Former political prisoner Odinga, 77, ran his previous four races as an anti-establishment candidate keen to shake up governance if elected, but now he has teamed up with President Uhuru Kenyatta.
Kenyatta, who will not be on the ballot due to a constitutional limit of two five-year terms, opted to back Odinga against his deputy Ruto, whom Kenyatta says is unfit to be president of Kenya, East Africa’s biggest economy.
“Very early in my second term I did make it clear to the Kenyan people that mine was a choice of leadership over politics,” Kenyatta said at a meeting of the party’s national delegates council on Saturday.
In Odinga’s last three campaigns for office in 2007, 2013, and 2017, he challenged the outcomes, saying his victories were stolen. Deadly clashes followed the 2007 and 2017 votes.
But he made peace with Kenyatta in early 2018, effectively sidelining Ruto, who is standing with a new party called United Democratic Alliance, after quitting Jubilee.
Odinga is touting his long experience in national leadership, including a stint as prime minister.
He has also promised to stamp out widespread graft, give a monthly stipend of 6,000 shillings ($52.75) to the unemployed, and unite Kenya’s ethnic groups.
Odinga, Kenyatta and Ruto come from three of the four biggest ethnic groups. Both candidates are fighting to secure the support of Kenyatta’s Kikuyu group, the nation’s most populous, which has produced three of the nation’s four presidents since independence from Britain in 1963.

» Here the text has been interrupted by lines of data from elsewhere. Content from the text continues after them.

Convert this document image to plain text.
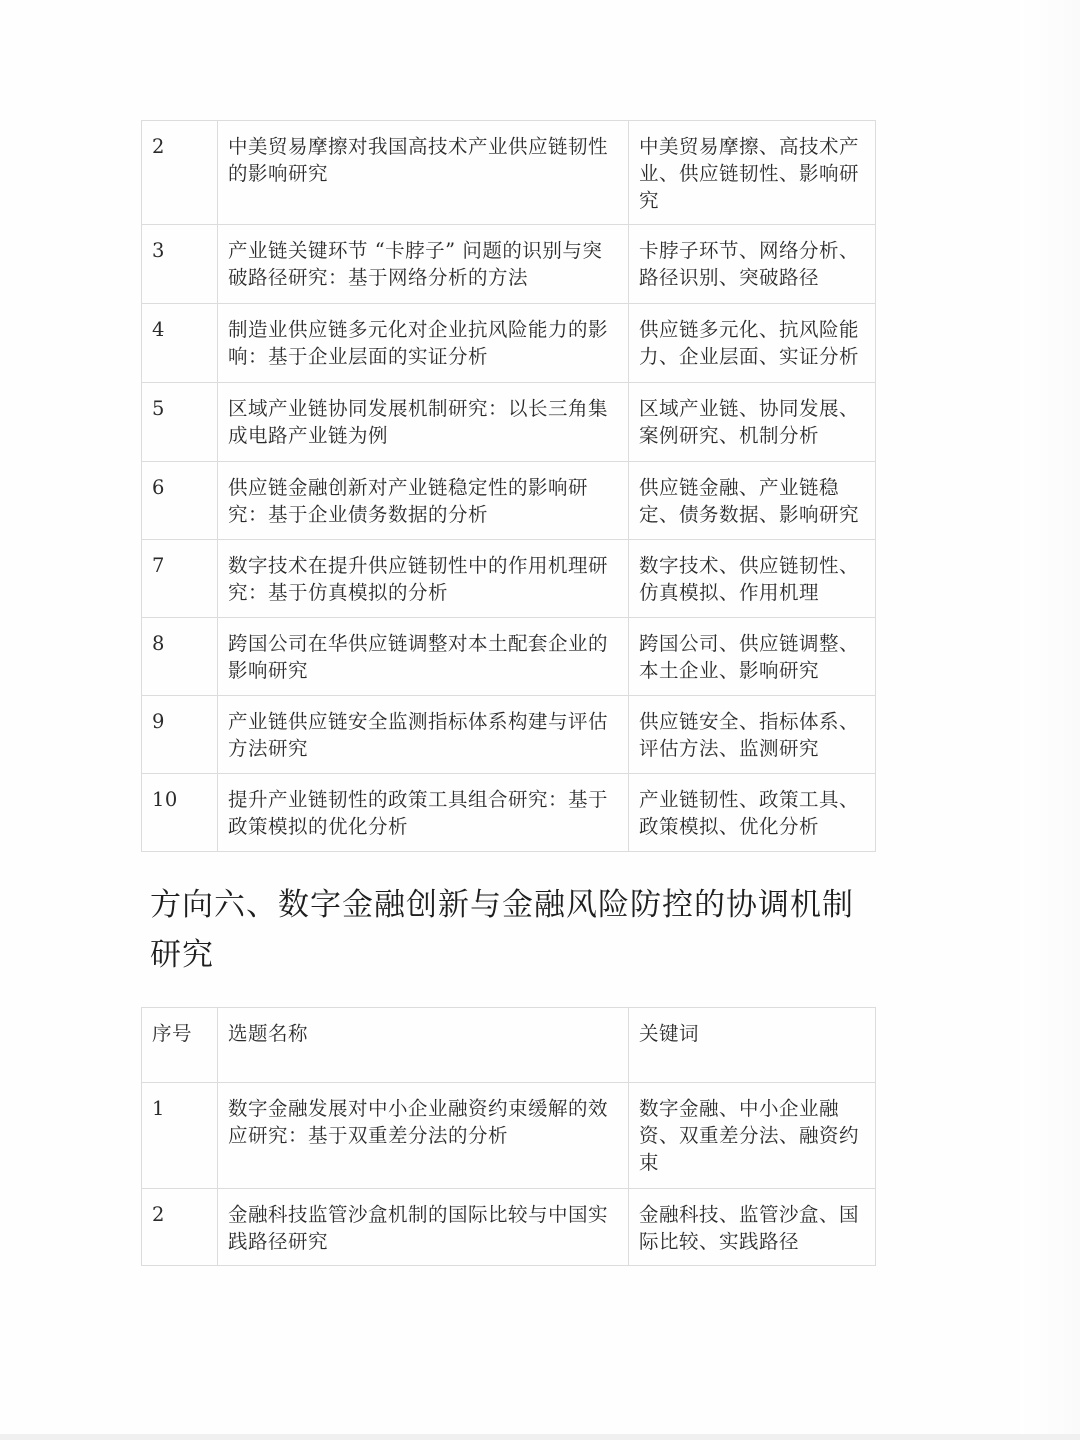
2	中美贸易摩擦对我国高技术产业供应链韧性的影响研究	中美贸易摩擦、高技术产业、供应链韧性、影响研究
3	产业链关键环节 “卡脖子” 问题的识别与突破路径研究：基于网络分析的方法	卡脖子环节、网络分析、路径识别、突破路径
4	制造业供应链多元化对企业抗风险能力的影响：基于企业层面的实证分析	供应链多元化、抗风险能力、企业层面、实证分析
5	区域产业链协同发展机制研究：以长三角集成电路产业链为例	区域产业链、协同发展、案例研究、机制分析
6	供应链金融创新对产业链稳定性的影响研究：基于企业债务数据的分析	供应链金融、产业链稳定、债务数据、影响研究
7	数字技术在提升供应链韧性中的作用机理研究：基于仿真模拟的分析	数字技术、供应链韧性、仿真模拟、作用机理
8	跨国公司在华供应链调整对本土配套企业的影响研究	跨国公司、供应链调整、本土企业、影响研究
9	产业链供应链安全监测指标体系构建与评估方法研究	供应链安全、指标体系、评估方法、监测研究
10	提升产业链韧性的政策工具组合研究：基于政策模拟的优化分析	产业链韧性、政策工具、政策模拟、优化分析
方向六、数字金融创新与金融风险防控的协调机制研究
序号	选题名称	关键词
1	数字金融发展对中小企业融资约束缓解的效应研究：基于双重差分法的分析	数字金融、中小企业融资、双重差分法、融资约束
2	金融科技监管沙盒机制的国际比较与中国实践路径研究	金融科技、监管沙盒、国际比较、实践路径
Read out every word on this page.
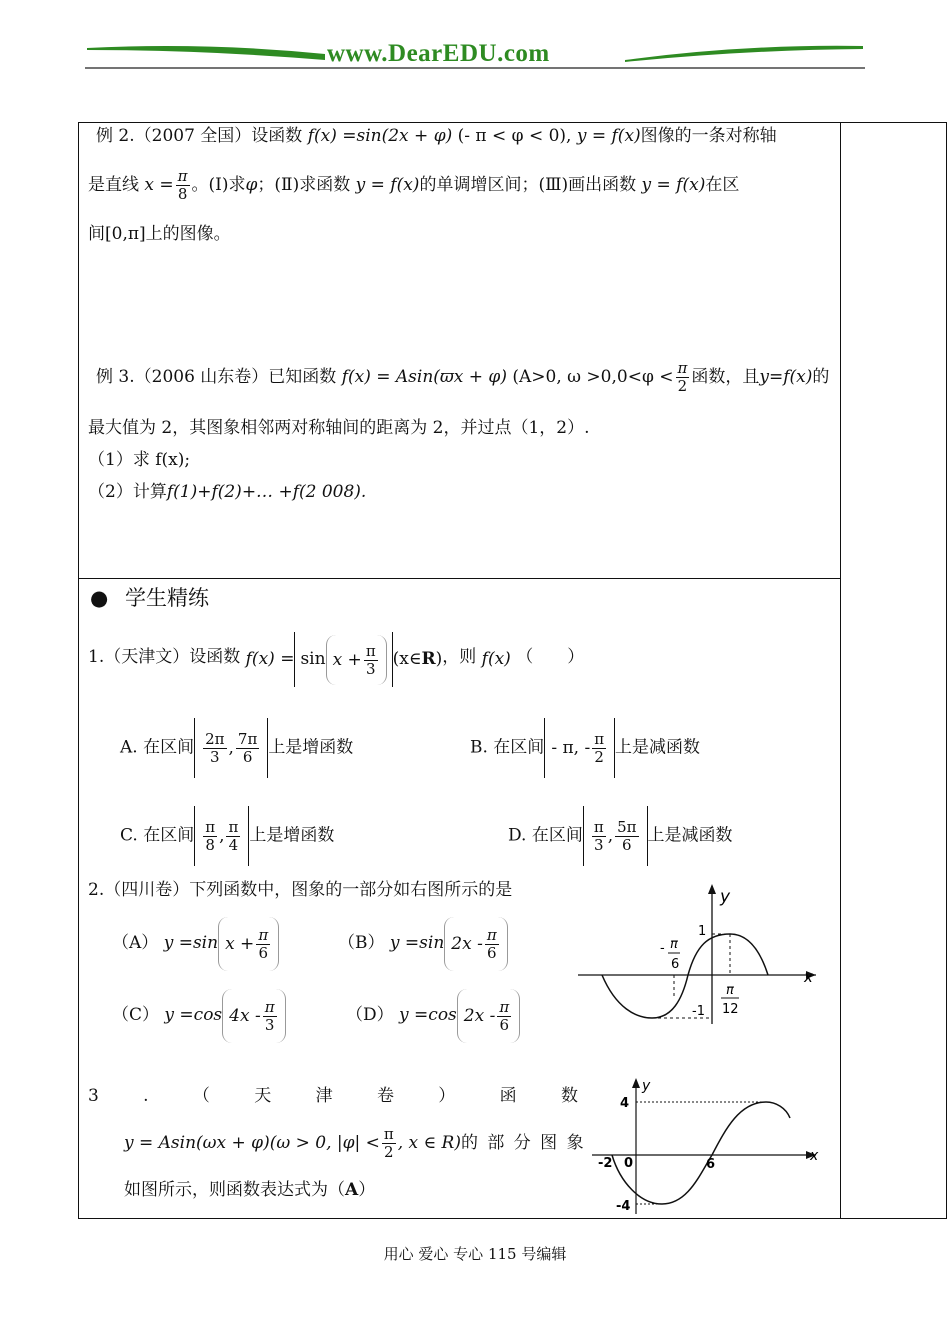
www.DearEDU.com
例 2.（2007 全国）设函数 f(x) =sin(2x + φ) (- π < φ < 0), y = f(x)图像的一条对称轴
是直线 $x = \frac{\pi}{8}$ 。(Ⅰ)求φ；(Ⅱ)求函数 y = f(x)的单调增区间；(Ⅲ)画出函数 y = f(x)在区
间[0,π]上的图像。
例 3.（2006 山东卷）已知函数 f(x) = Asin(ϖx + φ) (A>0, $\omega >0,0<\varphi < \frac{\pi}{2}$ 函数，且y=f(x)的
最大值为 2，其图象相邻两对称轴间的距离为 2，并过点（1，2）.
（1）求 f(x);
（2）计算f(1)+f(2)+… +f(2 008).
● 学生精练
1.（天津文）设函数 $f(x) = \sin x + \frac{\pi}{3}$ (x∈R)，则 f(x) （　　）
A. 在区间 $\frac{2\pi}{3}$ , $\frac{7\pi}{6}$ 上是增函数	B. 在区间 - π, - $\frac{\pi}{2}$ 上是减函数
C. 在区间 $\frac{\pi}{8}$ , $\frac{\pi}{4}$ 上是增函数	D. 在区间 $\frac{\pi}{3}$ , $\frac{5\pi}{6}$ 上是减函数
2.（四川卷）下列函数中，图象的一部分如右图所示的是
（A） y =sin $x + \frac{\pi}{6}$	（B） y =sin $2x - \frac{\pi}{6}$
（C） y =cos $4x - \frac{\pi}{3}$	（D） y =cos $2x - \frac{\pi}{6}$
y
x
1
-1
- π
6
π
12
3	.	（	天	津	卷	）	函	数
y = Asin(ωx + φ)(ω > 0, $|\varphi| < \frac{\pi}{2}$ , x ∈ R)的 部 分 图 象
如图所示，则函数表达式为（A）
y
x
4
-4
-2 0	6
用心 爱心 专心 115 号编辑
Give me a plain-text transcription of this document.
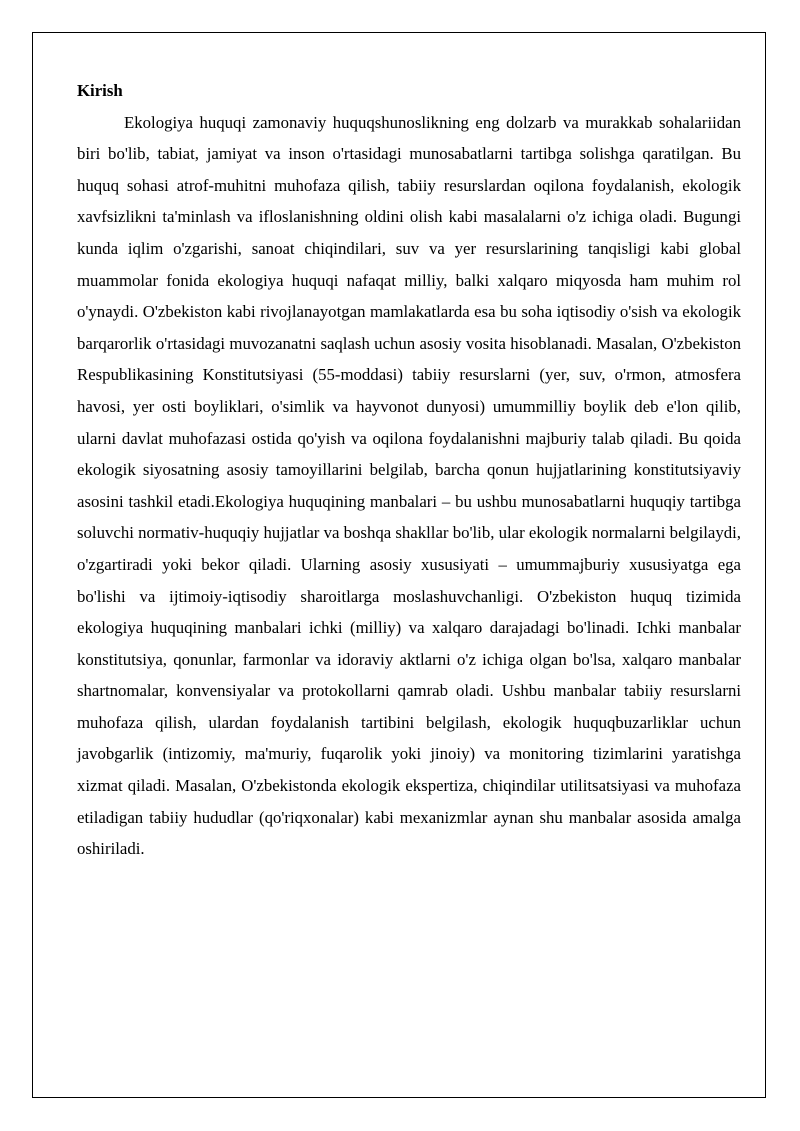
Kirish

Ekologiya huquqi zamonaviy huquqshunoslikning eng dolzarb va murakkab sohalariidan biri bo'lib, tabiat, jamiyat va inson o'rtasidagi munosabatlarni tartibga solishga qaratilgan. Bu huquq sohasi atrof-muhitni muhofaza qilish, tabiiy resurslardan oqilona foydalanish, ekologik xavfsizlikni ta'minlash va ifloslanishning oldini olish kabi masalalarni o'z ichiga oladi. Bugungi kunda iqlim o'zgarishi, sanoat chiqindilari, suv va yer resurslarining tanqisligi kabi global muammolar fonida ekologiya huquqi nafaqat milliy, balki xalqaro miqyosda ham muhim rol o'ynaydi. O'zbekiston kabi rivojlanayotgan mamlakatlarda esa bu soha iqtisodiy o'sish va ekologik barqarorlik o'rtasidagi muvozanatni saqlash uchun asosiy vosita hisoblanadi. Masalan, O'zbekiston Respublikasining Konstitutsiyasi (55-moddasi) tabiiy resurslarni (yer, suv, o'rmon, atmosfera havosi, yer osti boyliklari, o'simlik va hayvonot dunyosi) umummilliy boylik deb e'lon qilib, ularni davlat muhofazasi ostida qo'yish va oqilona foydalanishni majburiy talab qiladi. Bu qoida ekologik siyosatning asosiy tamoyillarini belgilab, barcha qonun hujjatlarining konstitutsiyaviy asosini tashkil etadi.Ekologiya huquqining manbalari – bu ushbu munosabatlarni huquqiy tartibga soluvchi normativ-huquqiy hujjatlar va boshqa shakllar bo'lib, ular ekologik normalarni belgilaydi, o'zgartiradi yoki bekor qiladi. Ularning asosiy xususiyati – umummajburiy xususiyatga ega bo'lishi va ijtimoiy-iqtisodiy sharoitlarga moslashuvchanligi. O'zbekiston huquq tizimida ekologiya huquqining manbalari ichki (milliy) va xalqaro darajadagi bo'linadi. Ichki manbalar konstitutsiya, qonunlar, farmonlar va idoraviy aktlarni o'z ichiga olgan bo'lsa, xalqaro manbalar shartnomalar, konvensiyalar va protokollarni qamrab oladi. Ushbu manbalar tabiiy resurslarni muhofaza qilish, ulardan foydalanish tartibini belgilash, ekologik huquqbuzarliklar uchun javobgarlik (intizomiy, ma'muriy, fuqarolik yoki jinoiy) va monitoring tizimlarini yaratishga xizmat qiladi. Masalan, O'zbekistonda ekologik ekspertiza, chiqindilar utilitsatsiyasi va muhofaza etiladigan tabiiy hududlar (qo'riqxonalar) kabi mexanizmlar aynan shu manbalar asosida amalga oshiriladi.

Ruto has wooed Kikuyu voters by pledging to shift the government’s economic focus from large infrastructure projects, and big state-owned firms, to small enterprises owned by what he calls “hustlers.”
He has sought to portray himself as an advocate for the poor and dismissing Kenyatta, the son of Kenya’s first president, and Odinga, the son of its first vice president, as dynastic elites who are out of touch.
The delegates, all donning the party’s signature red, also formally removed Ruto as Jubilee’s deputy party leader at Saturday’s convention.